Recently, there has been increased scrutiny of the audit-and-appeals process of outpatient and inpatient status determinations.5 Despite the 2-midnight rule, the Medicare Benefit Policy Manual (MBPM) retains the passage: “Physicians should use a 24-hour period as a benchmark, i.e., they should order admission for patients who are expected to need hospital care for 24 hours or more, and treat other patients on an outpatient basis.”6 Auditors often cite “medical necessity” in their decisions, which is not well defined in the MBPM and can be open to different interpretation. This lack of clarity likely contributed to the large number of status determination discrepancies between providers and RAs, thereby creating a federal appeals backlog that caused the Office of Medicare Hearings and Appeals to halt hospital appeals assignments7 and prompted an ongoing lawsuit against CMS regarding the lengthy appeals process.4 To address these problems and clear the appeals backlog, CMS proposed a “$0.68 settlement offer.”4 The settlement “offered an administrative agreement to any hospital willing to withdraw their pending appeals in exchange for timely partial payment (68% of the net allowable amount)”8 and paid out almost $1.5 billion to the third of eligible hospitals that accepted the offer.9 CMS also made programmatic improvements to the RA program.10
Despite these efforts, problems remain.

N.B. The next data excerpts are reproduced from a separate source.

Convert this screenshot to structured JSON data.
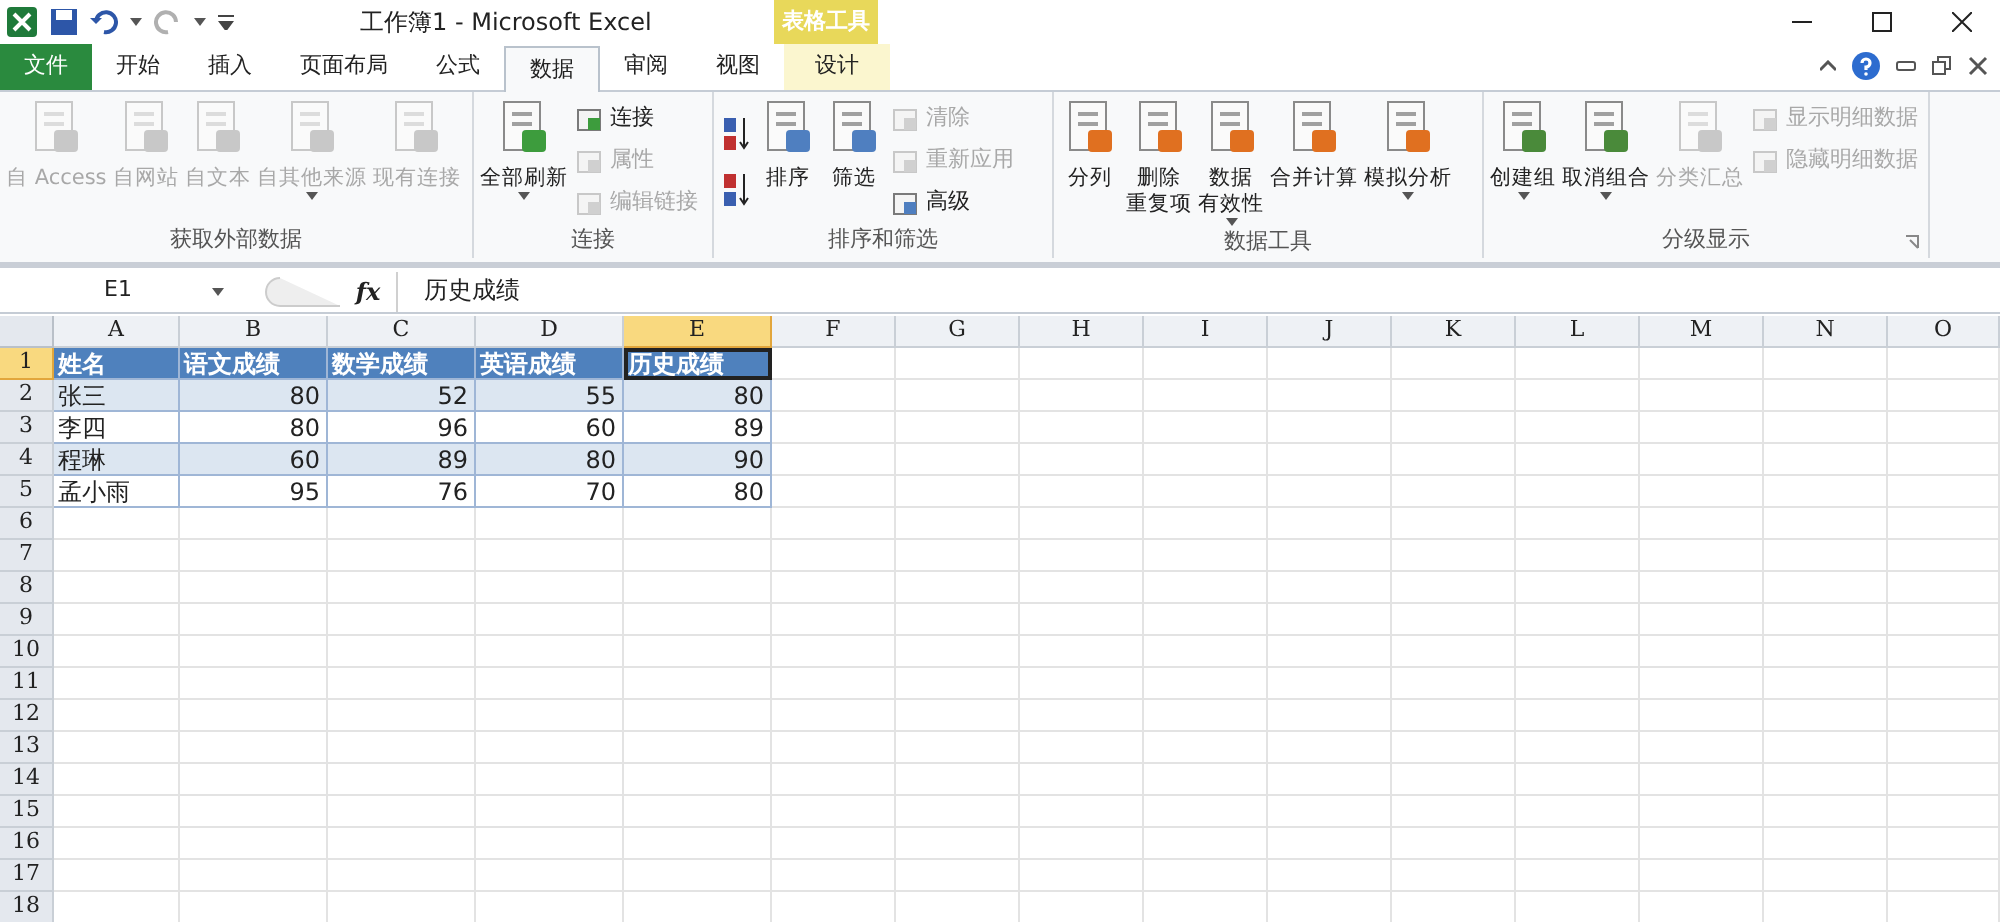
{
  "window": {
    "title": "工作簿1  -  Microsoft Excel",
    "context_label": "表格工具"
  },
  "tabs": [
    {
      "label": "文件",
      "kind": "file",
      "selected": false
    },
    {
      "label": "开始",
      "kind": "normal",
      "selected": false
    },
    {
      "label": "插入",
      "kind": "normal",
      "selected": false
    },
    {
      "label": "页面布局",
      "kind": "normal",
      "selected": false
    },
    {
      "label": "公式",
      "kind": "normal",
      "selected": false
    },
    {
      "label": "数据",
      "kind": "normal",
      "selected": true
    },
    {
      "label": "审阅",
      "kind": "normal",
      "selected": false
    },
    {
      "label": "视图",
      "kind": "normal",
      "selected": false
    },
    {
      "label": "设计",
      "kind": "context",
      "selected": false
    }
  ],
  "ribbon_groups": [
    {
      "label": "获取外部数据",
      "buttons": [
        {
          "label": "自 Access",
          "kind": "large",
          "disabled": true,
          "dropdown": false
        },
        {
          "label": "自网站",
          "kind": "large",
          "disabled": true,
          "dropdown": false
        },
        {
          "label": "自文本",
          "kind": "large",
          "disabled": true,
          "dropdown": false
        },
        {
          "label": "自其他来源",
          "kind": "large",
          "disabled": true,
          "dropdown": true
        },
        {
          "label": "现有连接",
          "kind": "large",
          "disabled": true,
          "dropdown": false
        }
      ]
    },
    {
      "label": "连接",
      "buttons": [
        {
          "label": "全部刷新",
          "kind": "large",
          "disabled": false,
          "dropdown": true
        },
        {
          "label": "连接",
          "kind": "small",
          "disabled": false
        },
        {
          "label": "属性",
          "kind": "small",
          "disabled": true
        },
        {
          "label": "编辑链接",
          "kind": "small",
          "disabled": true
        }
      ]
    },
    {
      "label": "排序和筛选",
      "buttons": [
        {
          "kind": "sortpair"
        },
        {
          "label": "排序",
          "kind": "large",
          "disabled": false,
          "dropdown": false
        },
        {
          "label": "筛选",
          "kind": "large",
          "disabled": false,
          "dropdown": false
        },
        {
          "label": "清除",
          "kind": "small",
          "disabled": true
        },
        {
          "label": "重新应用",
          "kind": "small",
          "disabled": true
        },
        {
          "label": "高级",
          "kind": "small",
          "disabled": false
        }
      ]
    },
    {
      "label": "数据工具",
      "buttons": [
        {
          "label": "分列",
          "kind": "large",
          "disabled": false,
          "dropdown": false
        },
        {
          "label_lines": [
            "删除",
            "重复项"
          ],
          "kind": "large",
          "disabled": false,
          "dropdown": false
        },
        {
          "label_lines": [
            "数据",
            "有效性"
          ],
          "kind": "large",
          "disabled": false,
          "dropdown": true
        },
        {
          "label": "合并计算",
          "kind": "large",
          "disabled": false,
          "dropdown": false
        },
        {
          "label": "模拟分析",
          "kind": "large",
          "disabled": false,
          "dropdown": true
        }
      ]
    },
    {
      "label": "分级显示",
      "launcher": true,
      "buttons": [
        {
          "label": "创建组",
          "kind": "large",
          "disabled": false,
          "dropdown": true
        },
        {
          "label": "取消组合",
          "kind": "large",
          "disabled": false,
          "dropdown": true
        },
        {
          "label": "分类汇总",
          "kind": "large",
          "disabled": true,
          "dropdown": false
        },
        {
          "label": "显示明细数据",
          "kind": "small",
          "disabled": true
        },
        {
          "label": "隐藏明细数据",
          "kind": "small",
          "disabled": true
        }
      ]
    }
  ],
  "formula_bar": {
    "name_box": "E1",
    "fx": "fx",
    "value": "历史成绩"
  },
  "columns": [
    {
      "label": "A",
      "selected": false
    },
    {
      "label": "B",
      "selected": false
    },
    {
      "label": "C",
      "selected": false
    },
    {
      "label": "D",
      "selected": false
    },
    {
      "label": "E",
      "selected": true
    },
    {
      "label": "F",
      "selected": false
    },
    {
      "label": "G",
      "selected": false
    },
    {
      "label": "H",
      "selected": false
    },
    {
      "label": "I",
      "selected": false
    },
    {
      "label": "J",
      "selected": false
    },
    {
      "label": "K",
      "selected": false
    },
    {
      "label": "L",
      "selected": false
    },
    {
      "label": "M",
      "selected": false
    },
    {
      "label": "N",
      "selected": false
    },
    {
      "label": "O",
      "selected": false
    }
  ],
  "rows": [
    {
      "number": "1",
      "selected": true,
      "kind": "header",
      "cells": [
        {
          "text": "姓名",
          "selected": false
        },
        {
          "text": "语文成绩",
          "selected": false
        },
        {
          "text": "数学成绩",
          "selected": false
        },
        {
          "text": "英语成绩",
          "selected": false
        },
        {
          "text": "历史成绩",
          "selected": true
        }
      ]
    },
    {
      "number": "2",
      "selected": false,
      "kind": "band",
      "cells": [
        {
          "text": "张三",
          "selected": false
        },
        {
          "text": "80",
          "selected": false
        },
        {
          "text": "52",
          "selected": false
        },
        {
          "text": "55",
          "selected": false
        },
        {
          "text": "80",
          "selected": false
        }
      ]
    },
    {
      "number": "3",
      "selected": false,
      "kind": "plain",
      "cells": [
        {
          "text": "李四",
          "selected": false
        },
        {
          "text": "80",
          "selected": false
        },
        {
          "text": "96",
          "selected": false
        },
        {
          "text": "60",
          "selected": false
        },
        {
          "text": "89",
          "selected": false
        }
      ]
    },
    {
      "number": "4",
      "selected": false,
      "kind": "band",
      "cells": [
        {
          "text": "程琳",
          "selected": false
        },
        {
          "text": "60",
          "selected": false
        },
        {
          "text": "89",
          "selected": false
        },
        {
          "text": "80",
          "selected": false
        },
        {
          "text": "90",
          "selected": false
        }
      ]
    },
    {
      "number": "5",
      "selected": false,
      "kind": "plain",
      "cells": [
        {
          "text": "孟小雨",
          "selected": false
        },
        {
          "text": "95",
          "selected": false
        },
        {
          "text": "76",
          "selected": false
        },
        {
          "text": "70",
          "selected": false
        },
        {
          "text": "80",
          "selected": false
        }
      ]
    },
    {
      "number": "6",
      "selected": false,
      "kind": "empty",
      "cells": []
    },
    {
      "number": "7",
      "selected": false,
      "kind": "empty",
      "cells": []
    },
    {
      "number": "8",
      "selected": false,
      "kind": "empty",
      "cells": []
    },
    {
      "number": "9",
      "selected": false,
      "kind": "empty",
      "cells": []
    },
    {
      "number": "10",
      "selected": false,
      "kind": "empty",
      "cells": []
    },
    {
      "number": "11",
      "selected": false,
      "kind": "empty",
      "cells": []
    },
    {
      "number": "12",
      "selected": false,
      "kind": "empty",
      "cells": []
    },
    {
      "number": "13",
      "selected": false,
      "kind": "empty",
      "cells": []
    },
    {
      "number": "14",
      "selected": false,
      "kind": "empty",
      "cells": []
    },
    {
      "number": "15",
      "selected": false,
      "kind": "empty",
      "cells": []
    },
    {
      "number": "16",
      "selected": false,
      "kind": "empty",
      "cells": []
    },
    {
      "number": "17",
      "selected": false,
      "kind": "empty",
      "cells": []
    },
    {
      "number": "18",
      "selected": false,
      "kind": "empty",
      "cells": []
    }
  ]
}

On June 9, 2016, the U.S. Government Accountability Office (GAO) published Medicare Fee-for-Service: Opportunities Remain to Improve Appeals Process, citing an approximate 2000% increase in hospital inpatient appeals during the period 2010–2014 and the concern that appeals requests will continue to exceed adjudication capabilities.11 On July 5, 2016, CMS issued its proposed rule for appeals reform that allows the Medicare Appeals Council (Level 4) to set precedents which would be binding at lower levels and allows senior attorneys to handle some cases and effectively increase manpower at the Level 3 (ALJ). In addition, CMS proposes to revise the method for calculating dollars at risk needed to schedule an ALJ hearing, and develop methods to better adjudicate similar claims, and other process improvements aimed at decreasing the more than 750,000 current claims awaiting ALJ decisions.12
We conducted a study to better understand the Medicare appeals process in the context of the proposed CMS reforms by investigating all appeals reaching Level 3 at Johns Hopkins Hospital (JHH), University of Wisconsin Hospitals and Clinics (UWHC), and University of Utah Hospital (UU). Because relatively few cases nationally are appealed beyond Level 3, the study focused on most-relevant data.3 We examined time spent at each appeal Level and whether it met federally mandated deadlines, as well as the percentage accountable to hospitals versus government contractors or ALJs. We also recorded the overturn rate at Level 3 and evaluated standardized text in de-identified decision letters to determine criteria cited by contractors in their decisions to deny hospital appeal requests.